TDD plan — red / green / refactor¶
This story is test-led, not code-led. The TDD framing maps to running the existing fence + writing any new invariants the phase introduced.
Red — write the failing check first¶
If the phase introduced a new cross-doc surface, add a failing test in tests/unit/test_doc_consistency.py mirroring the existing test pattern. Example shape (adapt the regex + path for the actual invariant):
# tests/unit/test_doc_consistency.py
def test_phase_NN_<surface>_consistency() -> None:
# arrange: load the relevant doc / dir
# act: scan for the invariant
# assert: invariant holds — and on failure, the message names the
# offending file and a one-sentence fix instruction.
...
If the phase did NOT introduce a new doc surface, the red phase is simply running the existing fence — the failures it surfaces are the "audit" pass from the Implementation outline.
Green — make it pass¶
Apply the smallest diff to each surface: - Roadmap row → ✅ (or the appropriate status) - Index table → matches roadmap - ADR index → lists every ADR file - (etc.)

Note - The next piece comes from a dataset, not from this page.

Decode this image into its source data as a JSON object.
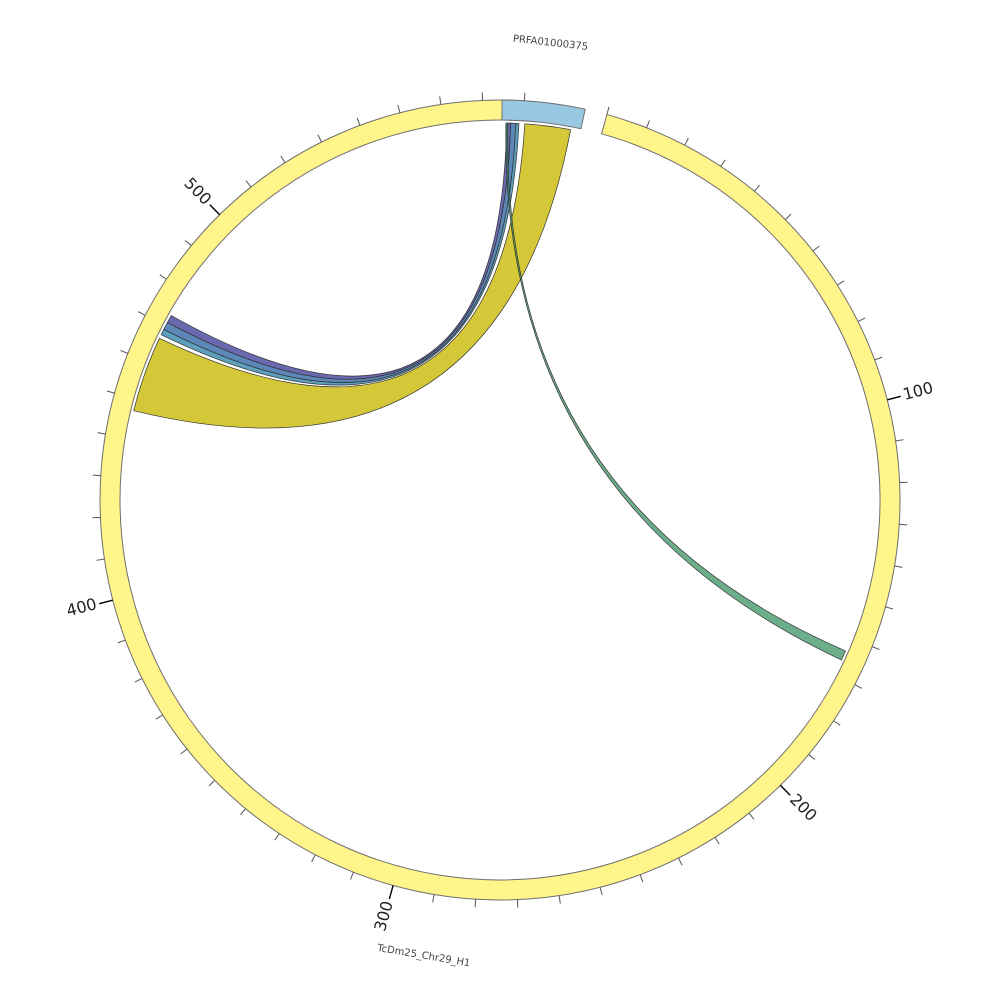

Each fix is small. If a fix is large, the gap belongs to an upstream story — close that one and rerun.
Refactor — clean up¶
- Re-run the full fence (
pytest tests/unit/test_doc_consistency.py -v --no-cov). - Confirm
make checkstill passes. - Verify the Phase NN+1 design pipeline can pick up cleanly —
docs/phases/NN-<slug>/README.mdshould accurately describe what's shipped and what consumers (Phase NN+1, eval harness, etc.) can rely on.
Files to touch¶
| Path | Why |
|---|---|
docs/roadmap.md |
Flip Phase NN row to ✅ if not already; ensure linked folder path matches |
docs/index.md |
Status table row consistent with roadmap |
docs/phases/NN-<slug>/README.md |
Reflect shipped state (component story IDs in Done) |
docs/phases/NN-<slug>/ADRs/README.md |
Index every ADR file in the folder |
tests/unit/test_doc_consistency.py |
Add phase-specific invariants if applicable |
src/codegenie/probes/__init__.py |
Import any probe module added this phase (one line per module) |
src/codegenie/schema/repo_context.schema.json |
Add $ref for any new probe sub-schema |
Out of scope¶
- Code refactors — closeout is not a license to rewrite.
- New components — if the audit finds a missing component, close that gap with a new story, not by widening this one.
- Phase NN+1 design work — that's
roadmap-phase-designer's job.
Notes for the implementer¶
- The five structural checks are deliberately ordered cheap → expensive. Probe-import parity is a one-line
__init__.pyfix; sub-schema$refis a JSON-pointer edit; smoke-gather is a CLI run; ADR-index parity is a markdown table; cross-doc status parity is two file edits. Do them in that order — finding a problem in the cheap check often reveals more at the expensive check. - If the doc-consistency fence (
test_doc_consistency.py) was added in a prior phase (≥ Phase 4), this story's job is mostly running it and fixing what it finds. If your phase ships a new cross-doc surface that isn't covered yet, extend the fence as part of this story — that's the lasting value. - The closeout story is small by design. If it's growing past 100 lines of diff (excluding the new fence-test invariants), an upstream story missed something. Find it, fix it there, rerun.